Что под аккомпанемент собачьего лая эсэсовцы, размахивая дубинами, погонят толпы нагих женщин в газовые камеры. Что в жуткий мороз десятки тысяч немецких солдат, пожелтевшие от голода, обвязав полотенцами уши, оглушенные, с безразличными потухшими глазами, пойдут в Сталинграде сдаваться в плен. Что будет стерта с лица земли Варшава. Что будет сметен в одну ночь Дрезден. Что семилетнего еврейского мальчика с испуганными глазами, еще ничего не знающего о мире, взрослые плечистые люди под прицелом автоматов поведут к общей могиле. Что русские танки, пахнущие чужой смазкой, прогрохочут по улицам Франкфурта. Что на высоте пяти тысяч метров ночь за ночью американские и английские самолеты будут пересекать немецкую границу, и парализованная бомбами арийская раса забьется в подвалы. Что письма будут приходить в города, которых нет. Что в лагерях смерти под полосатой курткой миллионы сердец остановятся, замрут и перестанут биться. Что русские танки войдут в Берлин, и разрушенная, разрубленная пополам Германия падет под кованый сапог союзников. Что будет вторая мировая война…
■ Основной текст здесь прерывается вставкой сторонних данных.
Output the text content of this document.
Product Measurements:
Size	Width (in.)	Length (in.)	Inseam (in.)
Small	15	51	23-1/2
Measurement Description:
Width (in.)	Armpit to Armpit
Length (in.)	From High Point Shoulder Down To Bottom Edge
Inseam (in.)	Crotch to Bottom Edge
Впрочем, почему «никто не думал»? Это мы в лаборатории не думали тогда. А многие думали об этом и планировали это. Но не все. это, конечно. Несколько тысяч людей, государственный аппарат и магнаты Германии — людей с лицами заведомых подлецов и карьеристов, как у Отто Амброса, Геринга или доктора Лея, и людей с физиономиями благопристойными, даже приятными на вид, как у Глобке или Функа — именно планировали и немецкие велосипеды в Норвегии, и тонущий авианосец, и эсэсовцев, которые, спустив с поводка злобных овчарок, погонят раздетых женщин в костры. Лишь свой собственный конец на виселице они не планировали, И верно, потому что только единицы из тысяч были повешены, а остальные здравствуют, отлично чувствуют себя, окружены уважением, пользуются всяческим комфортом и умрут, видимо, лишь в глубокой покойной старости, на чистой постели, в тепле, ухоженные толпой сиделок и врачей…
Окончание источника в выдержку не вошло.